I am back in Mombasa and its 2 weeks into the trip. Its been a hectic few weeks since I arrived and there is so much to think about and reflect upon already. The overwhelming feedback so far is that the program is working. There are issues around maintenance of the computers but I am much more confident now that the issues can be resolved. I have been underestimating the capability and commitment of the local people here and as usual they have humbled me with their ingenuity and capacity to solve the hard problems. Here are some reflections so far:
What is working:
(a) Getting the computers to a port in Africa is now well understood and working.
(b) Having a single partner on the ground to clear the computers from the port is the way to go.
(c) Having multiple recipient partners to take the computers works and avoids just one particular groups interests being served.
(d) The vast majority of schools receiving the computers put in place the electricity and secure arrangements in advance of receiving the computers.
(e) Clustering schools and getting them to agree to a common maintenance policy is affordable and works really well.
Where we need to improve:
(a) Would strongly suggest using one version of one operating system only.
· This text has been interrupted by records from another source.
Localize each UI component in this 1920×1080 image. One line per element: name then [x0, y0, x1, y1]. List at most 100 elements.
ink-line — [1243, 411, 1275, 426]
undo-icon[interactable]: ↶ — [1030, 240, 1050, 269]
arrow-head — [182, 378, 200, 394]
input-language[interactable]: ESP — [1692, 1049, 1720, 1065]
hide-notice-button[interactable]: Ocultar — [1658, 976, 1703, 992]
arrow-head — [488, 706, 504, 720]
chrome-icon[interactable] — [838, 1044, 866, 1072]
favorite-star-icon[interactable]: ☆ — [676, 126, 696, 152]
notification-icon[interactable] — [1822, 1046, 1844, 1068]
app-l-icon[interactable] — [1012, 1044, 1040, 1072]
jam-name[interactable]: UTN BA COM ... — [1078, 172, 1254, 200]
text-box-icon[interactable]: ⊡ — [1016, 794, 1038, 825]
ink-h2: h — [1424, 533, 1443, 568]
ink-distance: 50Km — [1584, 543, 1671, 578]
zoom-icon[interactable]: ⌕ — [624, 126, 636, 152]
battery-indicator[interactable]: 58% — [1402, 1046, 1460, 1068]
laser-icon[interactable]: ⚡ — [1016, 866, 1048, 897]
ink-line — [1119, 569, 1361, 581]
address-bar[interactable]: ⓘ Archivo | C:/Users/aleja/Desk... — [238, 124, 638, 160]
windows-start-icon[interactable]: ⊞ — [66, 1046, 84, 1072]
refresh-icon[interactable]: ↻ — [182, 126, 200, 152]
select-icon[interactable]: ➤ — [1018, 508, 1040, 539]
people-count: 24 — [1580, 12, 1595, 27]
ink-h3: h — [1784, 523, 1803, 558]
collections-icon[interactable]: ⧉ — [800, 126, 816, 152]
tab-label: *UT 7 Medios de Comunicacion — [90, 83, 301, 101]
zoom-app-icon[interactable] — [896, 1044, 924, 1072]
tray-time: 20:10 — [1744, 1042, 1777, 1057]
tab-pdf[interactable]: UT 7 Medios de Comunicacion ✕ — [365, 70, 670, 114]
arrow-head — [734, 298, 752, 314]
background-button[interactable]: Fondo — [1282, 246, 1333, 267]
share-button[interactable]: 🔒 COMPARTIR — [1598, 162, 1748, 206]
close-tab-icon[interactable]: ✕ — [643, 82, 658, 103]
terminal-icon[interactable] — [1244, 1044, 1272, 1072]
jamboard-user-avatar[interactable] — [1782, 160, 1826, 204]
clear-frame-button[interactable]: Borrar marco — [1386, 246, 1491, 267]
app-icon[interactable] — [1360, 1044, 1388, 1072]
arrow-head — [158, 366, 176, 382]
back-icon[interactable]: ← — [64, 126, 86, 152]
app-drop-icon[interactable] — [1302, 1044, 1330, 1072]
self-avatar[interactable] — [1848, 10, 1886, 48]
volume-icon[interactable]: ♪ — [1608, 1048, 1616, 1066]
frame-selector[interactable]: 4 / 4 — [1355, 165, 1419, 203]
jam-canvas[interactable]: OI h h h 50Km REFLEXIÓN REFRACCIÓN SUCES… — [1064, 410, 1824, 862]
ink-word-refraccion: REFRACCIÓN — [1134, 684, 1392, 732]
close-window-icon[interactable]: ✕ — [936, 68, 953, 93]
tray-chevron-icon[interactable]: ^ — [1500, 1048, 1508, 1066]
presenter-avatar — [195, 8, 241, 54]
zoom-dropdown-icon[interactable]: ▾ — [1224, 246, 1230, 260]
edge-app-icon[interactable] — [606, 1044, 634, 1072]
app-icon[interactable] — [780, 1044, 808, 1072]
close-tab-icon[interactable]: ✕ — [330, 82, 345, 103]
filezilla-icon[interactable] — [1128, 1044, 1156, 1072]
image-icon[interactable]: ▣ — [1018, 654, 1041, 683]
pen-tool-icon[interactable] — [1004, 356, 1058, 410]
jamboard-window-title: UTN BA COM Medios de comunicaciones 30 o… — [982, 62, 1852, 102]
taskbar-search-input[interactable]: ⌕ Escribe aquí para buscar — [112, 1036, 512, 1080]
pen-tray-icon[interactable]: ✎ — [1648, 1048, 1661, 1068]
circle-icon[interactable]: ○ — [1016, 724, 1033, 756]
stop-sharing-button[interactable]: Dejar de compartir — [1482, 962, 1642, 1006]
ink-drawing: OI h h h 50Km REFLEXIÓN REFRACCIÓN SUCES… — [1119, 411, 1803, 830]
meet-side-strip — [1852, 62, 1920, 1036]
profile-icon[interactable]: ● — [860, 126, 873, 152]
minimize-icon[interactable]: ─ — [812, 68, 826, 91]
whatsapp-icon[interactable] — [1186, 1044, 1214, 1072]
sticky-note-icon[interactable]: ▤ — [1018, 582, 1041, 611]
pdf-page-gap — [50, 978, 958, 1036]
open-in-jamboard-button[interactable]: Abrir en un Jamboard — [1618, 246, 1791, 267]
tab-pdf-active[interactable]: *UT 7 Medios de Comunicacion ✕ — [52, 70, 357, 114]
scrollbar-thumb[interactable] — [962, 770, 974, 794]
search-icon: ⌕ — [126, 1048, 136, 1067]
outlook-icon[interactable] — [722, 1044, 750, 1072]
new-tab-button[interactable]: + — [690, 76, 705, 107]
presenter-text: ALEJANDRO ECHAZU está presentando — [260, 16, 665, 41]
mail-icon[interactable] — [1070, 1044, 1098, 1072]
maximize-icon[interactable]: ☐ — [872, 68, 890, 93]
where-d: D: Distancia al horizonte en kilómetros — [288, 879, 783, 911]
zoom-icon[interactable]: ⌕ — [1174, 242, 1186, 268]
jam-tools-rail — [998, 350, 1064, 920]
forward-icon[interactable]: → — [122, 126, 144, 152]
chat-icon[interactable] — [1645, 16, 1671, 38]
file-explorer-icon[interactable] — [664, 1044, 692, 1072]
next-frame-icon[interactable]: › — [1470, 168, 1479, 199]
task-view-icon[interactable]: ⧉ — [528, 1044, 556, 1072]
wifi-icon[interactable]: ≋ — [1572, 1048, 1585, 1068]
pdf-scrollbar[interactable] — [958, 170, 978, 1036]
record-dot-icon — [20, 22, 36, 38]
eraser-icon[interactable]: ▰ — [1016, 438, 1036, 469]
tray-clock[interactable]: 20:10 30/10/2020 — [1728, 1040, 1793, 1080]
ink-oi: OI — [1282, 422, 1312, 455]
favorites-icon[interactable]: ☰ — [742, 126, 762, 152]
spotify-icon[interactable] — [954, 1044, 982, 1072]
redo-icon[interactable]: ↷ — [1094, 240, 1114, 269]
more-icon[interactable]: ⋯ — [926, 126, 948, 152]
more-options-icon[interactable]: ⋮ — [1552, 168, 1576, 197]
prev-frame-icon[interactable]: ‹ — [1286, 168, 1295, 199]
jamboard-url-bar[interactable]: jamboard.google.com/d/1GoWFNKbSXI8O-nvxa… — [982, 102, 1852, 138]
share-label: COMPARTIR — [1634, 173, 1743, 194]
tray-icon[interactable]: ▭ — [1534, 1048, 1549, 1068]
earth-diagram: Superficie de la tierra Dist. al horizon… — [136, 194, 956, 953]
Edubuntu version 7.0 for example. Its easier to train on and upgrade if need be.
(b) Would vastly increase the Camara Wikipedia each year as specifications on the computers increase. Would also make it homepage of offline browser.
(c) Would include a course on logo programming as it is a part of Edubuntu (just discovered this!)
(d) All Camara computers should be able to play DVDS and MP3 files.
(e) Would try to arrange printing facilities in advance with schools. Perhaps recommend a printer?
(f) Would include a number of USB keys with the computers.
(g) Would include a significant hardware course in training section.
(h) Would include spares in each shipment.
(i) Each school should get a hard copy of Skillbuilder.
(j) Create user accounts rather than root accounts
(k) Would have a 2 tier training system. First year would be basic skills, following year would be advanced skills.
(g) Need to identify a key technical eprson in each school and spend extra time with them during training.
Establishing a Camara refurbishment center here in Mombasa is definitely the way to go. This centre would be able to take in and refurbish computers from anywhere, would have the capacity to repair, upgrade and tweak computers and provide training and support to the schools in the region. In time its operations could be self sustainable through finances made from its training facilities. (I appreciate this is a sweeping statement but a full business plan has been put together and it really does look possible).
I am going to try and meet some potential local donors and groups over the next few days to see can we get this up and running before the end of the year.